I find myself shocked that no one seems angry at me. I mean, I haven't told the one sister who said to me "One day he'll find out who you really are and divorce you." I think I could die and never say another personal thing to her again. Because she'll just use it as a shiv later. So far, everyone has been kind and supportive. Extra-gentle even. Which is probably good because, damn, I may shatter if someone is mean to me right now. Just worn down from being tough, so I can't anymore. I don't even know if I'd cry. That seems to be problematic lately. Not that I don't feel like crying, just that I can't. I'm all tore up on the inside, but the tears stay in there with all the ugly.

And on that subject, tangentially. Part of this whole thing for me has that damn church support group. I'm trying to give myself any leg up I can toward better. I'm not in a hurry, I don't think, I've been going through this for two years. And so many of these classes are things I've already sorted out. And that's good for me. I wish I hadn't done that awful thing of trying to do it alone. That wasn't fair to myself and it took a lot longer than needed and it hurt so much more. That's just who we are.

So today's lesson was about anger. Y'all, I don't really feel too angry. And I think a lot of is that I've spent my life around people who are angry and bitter and trying to defuse the bomb. So I see what anger does for you. And it's not much.

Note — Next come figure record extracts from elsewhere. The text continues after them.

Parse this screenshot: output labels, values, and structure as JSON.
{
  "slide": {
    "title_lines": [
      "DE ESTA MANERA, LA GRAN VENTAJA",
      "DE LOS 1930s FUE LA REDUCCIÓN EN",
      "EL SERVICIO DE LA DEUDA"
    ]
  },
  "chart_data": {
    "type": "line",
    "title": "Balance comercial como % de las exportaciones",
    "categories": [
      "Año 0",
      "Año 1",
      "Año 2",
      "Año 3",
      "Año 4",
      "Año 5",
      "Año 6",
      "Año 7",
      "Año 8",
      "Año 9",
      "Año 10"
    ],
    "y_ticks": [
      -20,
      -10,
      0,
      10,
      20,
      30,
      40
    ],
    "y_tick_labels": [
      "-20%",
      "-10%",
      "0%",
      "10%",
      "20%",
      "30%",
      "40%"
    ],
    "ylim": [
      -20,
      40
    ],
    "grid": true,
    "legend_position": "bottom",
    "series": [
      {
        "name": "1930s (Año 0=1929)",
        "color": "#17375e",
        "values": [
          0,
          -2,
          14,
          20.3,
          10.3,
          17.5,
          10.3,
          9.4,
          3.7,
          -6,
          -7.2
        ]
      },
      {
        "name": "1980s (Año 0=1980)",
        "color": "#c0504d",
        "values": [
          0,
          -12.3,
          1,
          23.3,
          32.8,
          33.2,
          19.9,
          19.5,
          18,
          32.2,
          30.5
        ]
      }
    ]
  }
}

It's so much less painful for yourself to find the source of the anger. Are you angry because you're hurt or scared or sad or confused? Find that real feeling under the anger and try to heal it. Anger is exhausting. 

And I also realized that because I have been going through this for two years, that I've done the things. The feelings. The anger and the depression and the bargaining and all the fucking stages. And I am good as fuck at grief. It's the one feeling I know will always be with me. And that's macabre. But it's true. I'm much better at falling apart than coming together. I gotta work on that. Whew, I have so much to work on.

Even my father-in-law, whom I adore simply on the principle that he is so much like my husband, whom I love, and will always love, said to me this morning, on his birthday "thank you for not being  vindictive and bitchy." I just said "Pop, I'm not really the vindictive bitch type." And I'm not. People think that I will be in the falling apart. But I don't hold ill will, especially toward people I love. I want the best for them. I want them to find happiness beyond their wildest dreams. I just want them to find it somewhere else, or at least to stop blaming me when they can't quite get there.

And in all of this, I know the tide must be turned because I'm writing like this. I'm like a spigot turned on, gushing like I don't remember. And there are certainly those to thank for the wet. Hard to name that gratitude just yet, but perhaps down the road.

I am grateful through all of this that I've learned something important. How to be sorry. Not just how to say it, but how to live it. I have learned to say the words without it making me feel weak. Say the words, but also do the things that show you are sorry and you are trying to do better than the thing you had to apologize for. I have spent my whole life thinking I was doing a little better every day. And that's not true. But my intent is to spend the rest of my life actually doing it. Getting better.